In whose hands will much of this investable wealth end up, assuming it doesn't stay in home safes?
[T]he real question isn’t so much who gets the money but who gets the business model. The wealth-management industry is in turmoil as it tries to figure out how to win back client trust and guide them through a drastically different investment landscape–one in which municipal bonds are the new hedge funds.***That "most important" requirement is interesting. It can be met in two ways.
The winners will be the firms that are committed to independent advice, deliver on the services they promise and (this is the most important) actually understand the products they are selling to their clients.

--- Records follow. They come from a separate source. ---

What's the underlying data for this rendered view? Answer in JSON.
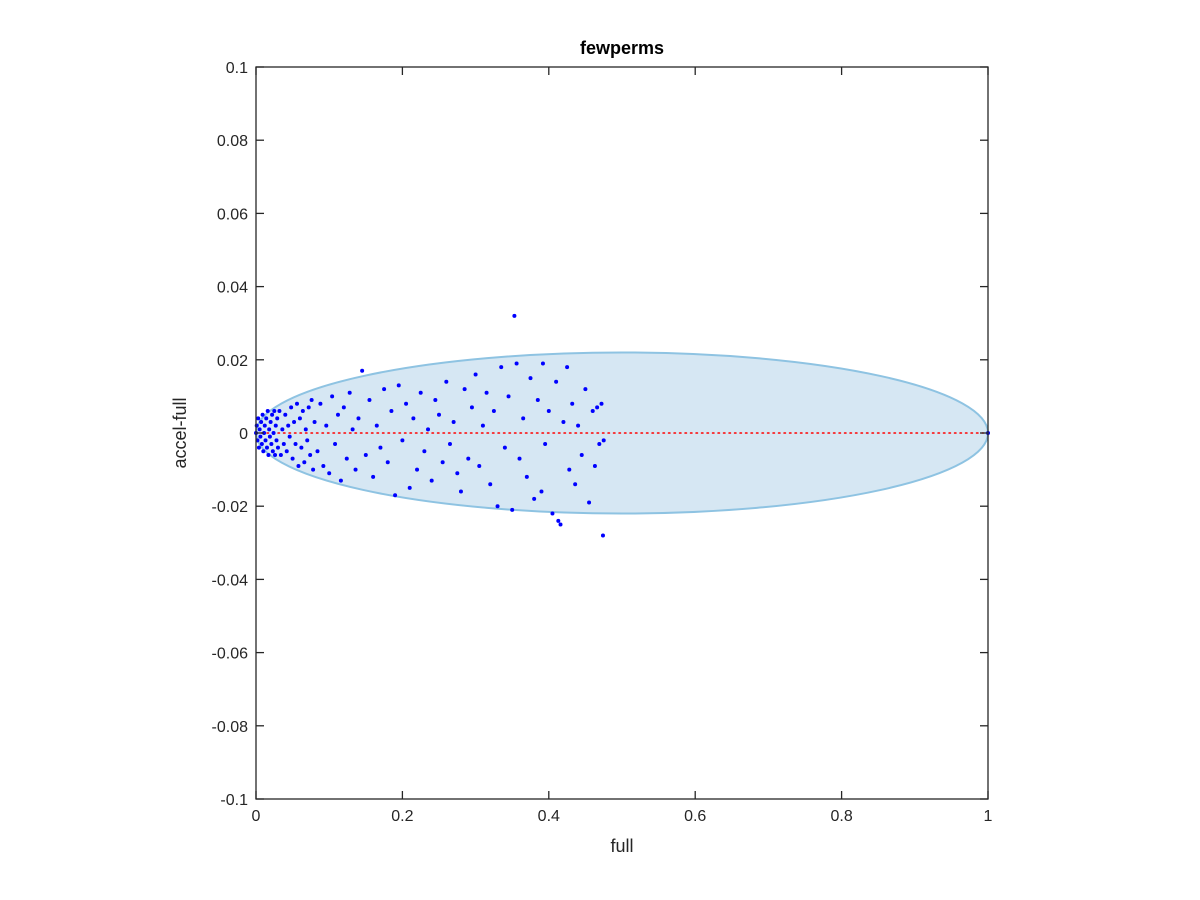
{
  "chart_data": {
    "type": "scatter",
    "title": "fewperms",
    "xlabel": "full",
    "ylabel": "accel-full",
    "xlim": [
      0,
      1
    ],
    "ylim": [
      -0.1,
      0.1
    ],
    "xticks": [
      "0",
      "0.2",
      "0.4",
      "0.6",
      "0.8",
      "1"
    ],
    "xtick_values": [
      0,
      0.2,
      0.4,
      0.6,
      0.8,
      1
    ],
    "yticks": [
      "0.1",
      "0.08",
      "0.06",
      "0.04",
      "0.02",
      "0",
      "-0.02",
      "-0.04",
      "-0.06",
      "-0.08",
      "-0.1"
    ],
    "ytick_values": [
      0.1,
      0.08,
      0.06,
      0.04,
      0.02,
      0,
      -0.02,
      -0.04,
      -0.06,
      -0.08,
      -0.1
    ],
    "grid": false,
    "colors": {
      "points": "#0000ff",
      "ellipse_fill": "#d6e7f3",
      "ellipse_edge": "#8ec3e2",
      "reference_line": "#ff0000",
      "axes": "#262626"
    },
    "ellipse": {
      "cx": 0.5,
      "cy": 0,
      "rx": 0.5,
      "ry": 0.022
    },
    "reference_line": {
      "y": 0,
      "x": [
        0,
        1
      ],
      "style": "dotted"
    },
    "points": [
      [
        0.0,
        0.0
      ],
      [
        0.001,
        0.002
      ],
      [
        0.002,
        -0.002
      ],
      [
        0.003,
        0.004
      ],
      [
        0.004,
        -0.004
      ],
      [
        0.005,
        0.001
      ],
      [
        0.006,
        -0.001
      ],
      [
        0.007,
        0.003
      ],
      [
        0.008,
        -0.003
      ],
      [
        0.009,
        0.005
      ],
      [
        0.01,
        -0.005
      ],
      [
        0.011,
        0.0
      ],
      [
        0.012,
        0.002
      ],
      [
        0.013,
        -0.002
      ],
      [
        0.014,
        0.004
      ],
      [
        0.015,
        -0.004
      ],
      [
        0.016,
        0.006
      ],
      [
        0.017,
        -0.006
      ],
      [
        0.018,
        0.001
      ],
      [
        0.019,
        -0.001
      ],
      [
        0.02,
        0.003
      ],
      [
        0.021,
        -0.003
      ],
      [
        0.022,
        0.005
      ],
      [
        0.023,
        -0.005
      ],
      [
        0.024,
        0.0
      ],
      [
        0.025,
        0.006
      ],
      [
        0.026,
        -0.006
      ],
      [
        0.027,
        0.002
      ],
      [
        0.028,
        -0.002
      ],
      [
        0.029,
        0.004
      ],
      [
        0.03,
        -0.004
      ],
      [
        0.032,
        0.006
      ],
      [
        0.034,
        -0.006
      ],
      [
        0.036,
        0.001
      ],
      [
        0.038,
        -0.003
      ],
      [
        0.04,
        0.005
      ],
      [
        0.042,
        -0.005
      ],
      [
        0.044,
        0.002
      ],
      [
        0.046,
        -0.001
      ],
      [
        0.048,
        0.007
      ],
      [
        0.05,
        -0.007
      ],
      [
        0.052,
        0.003
      ],
      [
        0.054,
        -0.003
      ],
      [
        0.056,
        0.008
      ],
      [
        0.058,
        -0.009
      ],
      [
        0.06,
        0.004
      ],
      [
        0.062,
        -0.004
      ],
      [
        0.064,
        0.006
      ],
      [
        0.066,
        -0.008
      ],
      [
        0.068,
        0.001
      ],
      [
        0.07,
        -0.002
      ],
      [
        0.072,
        0.007
      ],
      [
        0.074,
        -0.006
      ],
      [
        0.076,
        0.009
      ],
      [
        0.078,
        -0.01
      ],
      [
        0.08,
        0.003
      ],
      [
        0.084,
        -0.005
      ],
      [
        0.088,
        0.008
      ],
      [
        0.092,
        -0.009
      ],
      [
        0.096,
        0.002
      ],
      [
        0.1,
        -0.011
      ],
      [
        0.104,
        0.01
      ],
      [
        0.108,
        -0.003
      ],
      [
        0.112,
        0.005
      ],
      [
        0.116,
        -0.013
      ],
      [
        0.12,
        0.007
      ],
      [
        0.124,
        -0.007
      ],
      [
        0.128,
        0.011
      ],
      [
        0.132,
        0.001
      ],
      [
        0.136,
        -0.01
      ],
      [
        0.14,
        0.004
      ],
      [
        0.145,
        0.017
      ],
      [
        0.15,
        -0.006
      ],
      [
        0.155,
        0.009
      ],
      [
        0.16,
        -0.012
      ],
      [
        0.165,
        0.002
      ],
      [
        0.17,
        -0.004
      ],
      [
        0.175,
        0.012
      ],
      [
        0.18,
        -0.008
      ],
      [
        0.185,
        0.006
      ],
      [
        0.19,
        -0.017
      ],
      [
        0.195,
        0.013
      ],
      [
        0.2,
        -0.002
      ],
      [
        0.205,
        0.008
      ],
      [
        0.21,
        -0.015
      ],
      [
        0.215,
        0.004
      ],
      [
        0.22,
        -0.01
      ],
      [
        0.225,
        0.011
      ],
      [
        0.23,
        -0.005
      ],
      [
        0.235,
        0.001
      ],
      [
        0.24,
        -0.013
      ],
      [
        0.245,
        0.009
      ],
      [
        0.25,
        0.005
      ],
      [
        0.255,
        -0.008
      ],
      [
        0.26,
        0.014
      ],
      [
        0.265,
        -0.003
      ],
      [
        0.27,
        0.003
      ],
      [
        0.275,
        -0.011
      ],
      [
        0.28,
        -0.016
      ],
      [
        0.285,
        0.012
      ],
      [
        0.29,
        -0.007
      ],
      [
        0.295,
        0.007
      ],
      [
        0.3,
        0.016
      ],
      [
        0.305,
        -0.009
      ],
      [
        0.31,
        0.002
      ],
      [
        0.315,
        0.011
      ],
      [
        0.32,
        -0.014
      ],
      [
        0.325,
        0.006
      ],
      [
        0.33,
        -0.02
      ],
      [
        0.335,
        0.018
      ],
      [
        0.34,
        -0.004
      ],
      [
        0.345,
        0.01
      ],
      [
        0.35,
        -0.021
      ],
      [
        0.353,
        0.032
      ],
      [
        0.356,
        0.019
      ],
      [
        0.36,
        -0.007
      ],
      [
        0.365,
        0.004
      ],
      [
        0.37,
        -0.012
      ],
      [
        0.375,
        0.015
      ],
      [
        0.38,
        -0.018
      ],
      [
        0.385,
        0.009
      ],
      [
        0.39,
        -0.016
      ],
      [
        0.392,
        0.019
      ],
      [
        0.395,
        -0.003
      ],
      [
        0.4,
        0.006
      ],
      [
        0.405,
        -0.022
      ],
      [
        0.41,
        0.014
      ],
      [
        0.413,
        -0.024
      ],
      [
        0.416,
        -0.025
      ],
      [
        0.42,
        0.003
      ],
      [
        0.425,
        0.018
      ],
      [
        0.428,
        -0.01
      ],
      [
        0.432,
        0.008
      ],
      [
        0.436,
        -0.014
      ],
      [
        0.44,
        0.002
      ],
      [
        0.445,
        -0.006
      ],
      [
        0.45,
        0.012
      ],
      [
        0.455,
        -0.019
      ],
      [
        0.46,
        0.006
      ],
      [
        0.463,
        -0.009
      ],
      [
        0.466,
        0.007
      ],
      [
        0.469,
        -0.003
      ],
      [
        0.472,
        0.008
      ],
      [
        0.474,
        -0.028
      ],
      [
        0.475,
        -0.002
      ],
      [
        1.0,
        0.0
      ]
    ]
  }
}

1. The David Swensen way: Yale's endowment seems to have flourished (until the current fiscal year) thanks to rigorous, sophisticated analysis of varied and complex asset classes and those who manage such assets. If you have the brains, the team and the resources needed to understand almost any investment, you can invest in almost anything.

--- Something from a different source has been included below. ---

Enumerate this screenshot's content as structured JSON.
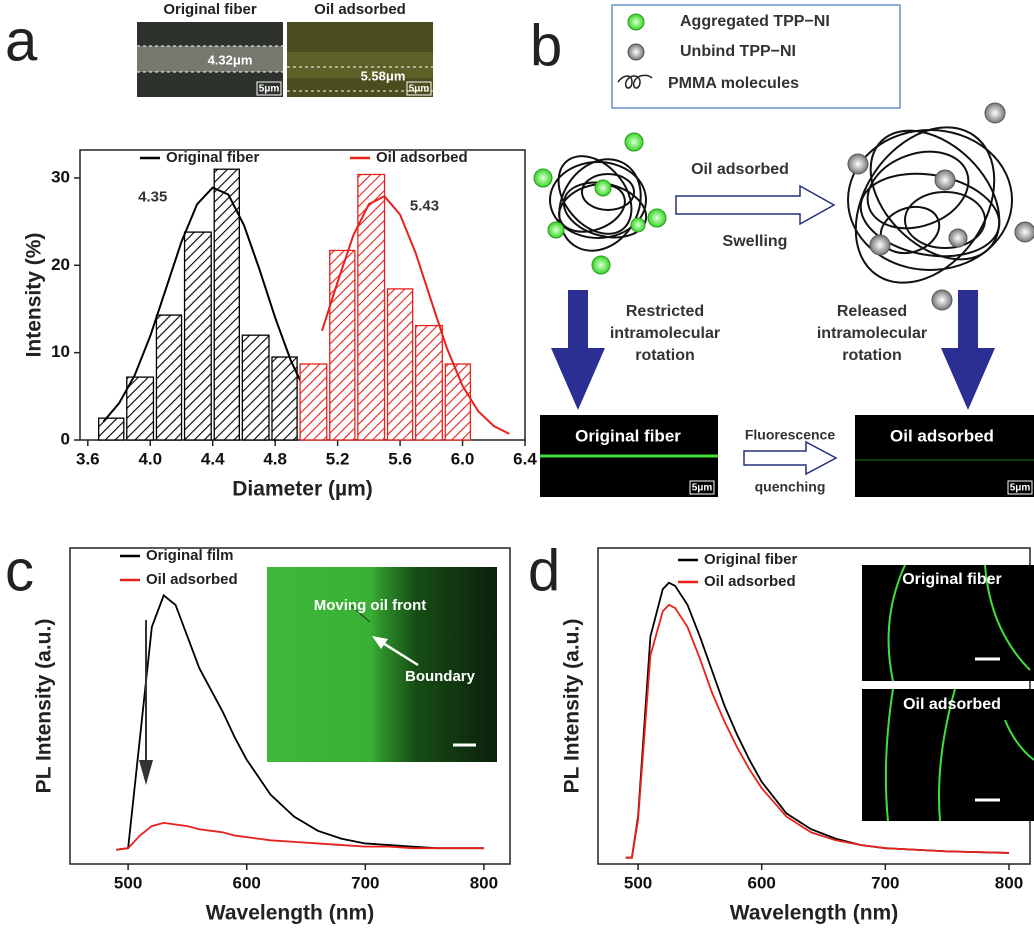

2. The Warren Buffett way: He missed the tech boom of the 1990s because he didn't understand tech and didn't want to try. He also missed the dot.com bust. If you limit your choices to investments you can understand, you're not blindsided by investments you didn't understand.
Will both models coexist? Which will prove sexier to market?
1 comment:
Also the John Bogle way: just stick with index funds or target retirement fund to keep costs down.
An ordinary investor can learn from all three. In fact, I advice my clients to do just that.